Finding Littlewood-Richardson coefficients without using identities The Littlewood-Richardson coefficients $C^{R}_{QP}$ for some partitions $R, Q, P$ can usually be dealt with using identities like for example $$C^{R}_{QP} = 0 \quad \text{ if } \quad|R| \neq  |Q| + |P|$$ or $$C^{R}_{Q\bullet} = \delta^{R}_{Q}.$$ However, how does one actually calculate something like $$C^{(2,1)}_{(1), (1,1)}?$$
Since $|R| = |Q| + |P|$ and $P \neq \bullet$ I cannot use the above identities and I struggle to find any method of actually calculating the coefficients.
 A: There are several approaches.
Use linear algebra. Compute Schur polynomials (using the Jacobi-Trudi identity, say), and then use the fact that the coefficient of $s_\nu$ in the product $s_\lambda s_\mu$ is a Littlewood-Richardson coefficient.
Use a combinatorial interpretation. 
One can count so called Littlewood-Richardson tableaux, or lattice points in so-called Berenstein-Zelevinsky polytopes. The latter can be done rather efficient using some lattice-point counting program, such as lattE.

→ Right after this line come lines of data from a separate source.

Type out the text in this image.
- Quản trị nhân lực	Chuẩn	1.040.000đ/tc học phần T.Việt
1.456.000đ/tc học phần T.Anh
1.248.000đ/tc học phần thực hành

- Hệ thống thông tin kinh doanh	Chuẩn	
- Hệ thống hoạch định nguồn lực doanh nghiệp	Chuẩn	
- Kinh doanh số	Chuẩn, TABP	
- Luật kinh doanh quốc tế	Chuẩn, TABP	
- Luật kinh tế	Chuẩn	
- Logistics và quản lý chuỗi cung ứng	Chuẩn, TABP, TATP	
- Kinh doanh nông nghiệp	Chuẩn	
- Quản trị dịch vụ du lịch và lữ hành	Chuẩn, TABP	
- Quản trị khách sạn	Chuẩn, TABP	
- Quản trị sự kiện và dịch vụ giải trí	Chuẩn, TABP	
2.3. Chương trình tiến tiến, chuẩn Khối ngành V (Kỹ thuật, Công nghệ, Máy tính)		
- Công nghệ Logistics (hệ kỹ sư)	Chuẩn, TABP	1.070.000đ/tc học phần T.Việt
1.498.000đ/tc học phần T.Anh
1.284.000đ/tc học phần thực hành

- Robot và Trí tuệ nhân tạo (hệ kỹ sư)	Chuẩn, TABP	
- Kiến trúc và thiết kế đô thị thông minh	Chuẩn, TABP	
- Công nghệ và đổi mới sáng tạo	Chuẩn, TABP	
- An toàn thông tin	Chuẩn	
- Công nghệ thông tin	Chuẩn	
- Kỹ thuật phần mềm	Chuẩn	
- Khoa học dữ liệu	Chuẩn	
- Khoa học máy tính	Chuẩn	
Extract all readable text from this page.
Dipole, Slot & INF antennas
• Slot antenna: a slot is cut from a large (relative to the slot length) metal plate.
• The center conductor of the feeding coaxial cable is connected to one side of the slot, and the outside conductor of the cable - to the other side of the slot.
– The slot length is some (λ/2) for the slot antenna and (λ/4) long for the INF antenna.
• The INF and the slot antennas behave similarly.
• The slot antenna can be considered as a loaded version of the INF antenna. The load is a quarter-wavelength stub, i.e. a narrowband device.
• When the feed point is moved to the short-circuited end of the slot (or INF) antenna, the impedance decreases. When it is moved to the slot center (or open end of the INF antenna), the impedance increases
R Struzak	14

However, note that it has been proved that computing Littewood-Richardson coefficients is #$P$-complete, meaning that there is no super-efficient algorithm for computing these (that is, no nice closed formula).
If you want to compute several coefficients, a recursive approach might be suitable. One can show that the multiplicative constants for so called shifted Schur functions are generalizations of Littlewood-Richardson coefficients, and these do satisfy a very nice recursive formula.
See the paper and proposition 3.4 in 
A Littlewood-Richardson Rule for Factorial Schur Functions
by Alexander I. Molev and Bruce E. Sagan.